Thursday, July 25, 2013

Larry Summers Is Bad with Money

So, apparently Larry Summers is now the leading candidate for Chairman of the Federal Reserve. This is a bad idea, for lots of reasons, not least of which is that Summers' sudden ascendancy is a sign that The Usual Suspects are talking him up, and it's The Usual Suspects who not only got our economy into this mess but made our government's top priority not getting out of the mess "too quickly." Summers himself was one of Obama's leading economic advisers during the first term, and neither his advice nor Obama's first-term policy were effective in turning the Great Recession around. The result of Summers's advice was always too little, too late. It was Summers who insisted on asking Congress for a smaller stimulus package than the economy needed, on the theory that the smaller package would get passed. Of course, Congress took that smaller package and cut it down even more.

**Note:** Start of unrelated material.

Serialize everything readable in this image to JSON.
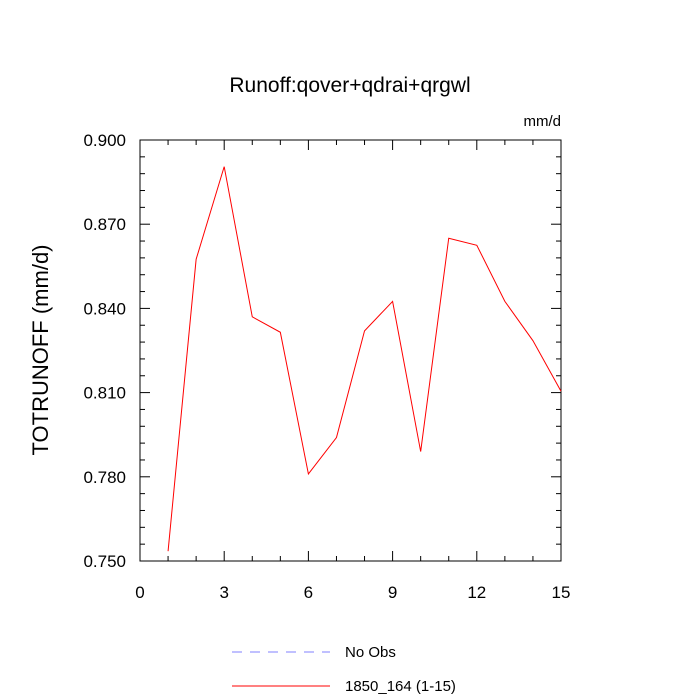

Larry Summers is also responsible for doing major financial damage to America's largest educational non-profit. People mainly remember Summers's stint at Harvard for the way it ended, with Summers making stupid and self-destructive remarks that cost him the job. That's a real problem; without wading into everything problematic about that speech, it displays a lack of discipline that may be disqualifying. But people generally don't focus on the dire financial consequences of Summers's leadership. Summers's bad economic decisions cost Harvard a staggering amount of money. His main legacy at Harvard is an enormous hole in the ground.

During the bubble/boom years, Summers decided to put billions of dollars of Harvard's endowment into complex financial derivatives, mainly interest rate swaps. He got his way. After all, wasn't he an economist? Hadn't be been Treasury Secretary? Surely, he knew what he was doing. But Summers put three and a half billion dollars into some of the most toxic and illiquid investments possible. When the crash happened in 2008, those investments got hammered: a billion dollar loss for starters, followed by hundreds and hundreds of millions more in interest and bankers' fees as the school had to borrow money at a disadvantage to meet margin calls on all those toxic securities. All told, Harvard lost nearly $11 billion dollars of its endowment in the crash. It survived; going from $37 billion to $26 billion is not the end of the world. But it is an enormous waste, and Summers made it worse by billions. That money has not been made back. And Washington power players are now seriously talking about putting this man in charge of our national bank. Really.

[UPDATE: Here's a piece from Bloomberg setting all of this out in greater detail.]

But that's not all. Back in the heady days of the bubble, Larry Summers decided to bend one of Harvard's oldest fiscal rules. Harvard, which is rich in part because it has traditionally been cautious with its money, has a long-standing rule about not starting construction on any new buildings until after it has raised the cash. First you get the money, then you build the building. It's not complicated, and it works. (As I've said elsewhere, one of the biggest differences between a fiscally sane university and a university headed for financial trouble is that a healthy university raises the capital for new buildings and an unhealthy university borrows it.) Larry Summers was impatient with that rule. And he wanted to build a huge new science building across the river from Cambridge, in Boston's Allston neighborhood. So he broke Harvard's money-in-the-bank rule for new construction. He had the pledges for the money he needed, so he gave the go-ahead. Then the 2008 bust hit, and the donors who had promised money no longer had the money they promised.

Harvard's contractors had dug the hole for the foundation of that big, ambitious new building when the money dried up. So they stopped work. Harvard (and the neighborhood) was left with nothing but a five-acre hole in the ground. That hole is still there. It's been there longer than it takes to get a Harvard degree; the students who graduated last month have never known a Harvard that did not own a massive hole in the ground. Harvard hopes to do something about that hole next year, maybe.

Is the five acre hole in the middle of a major city going unused? Of course not. Rats are using it.

That's what Larry Summers's fiscal mind brought to the richest university on earth: a gaping five-acre pit. That is the genius being proposed as leader of the Fed. Because here's the truth: the American economy is another huge hole, even bigger than the one in Allston, dug in 2008 and still, all these years later, not filled in. The work has not even begun. Larry Summers is not the man to get us out of that hole. He's one of the men who dug it.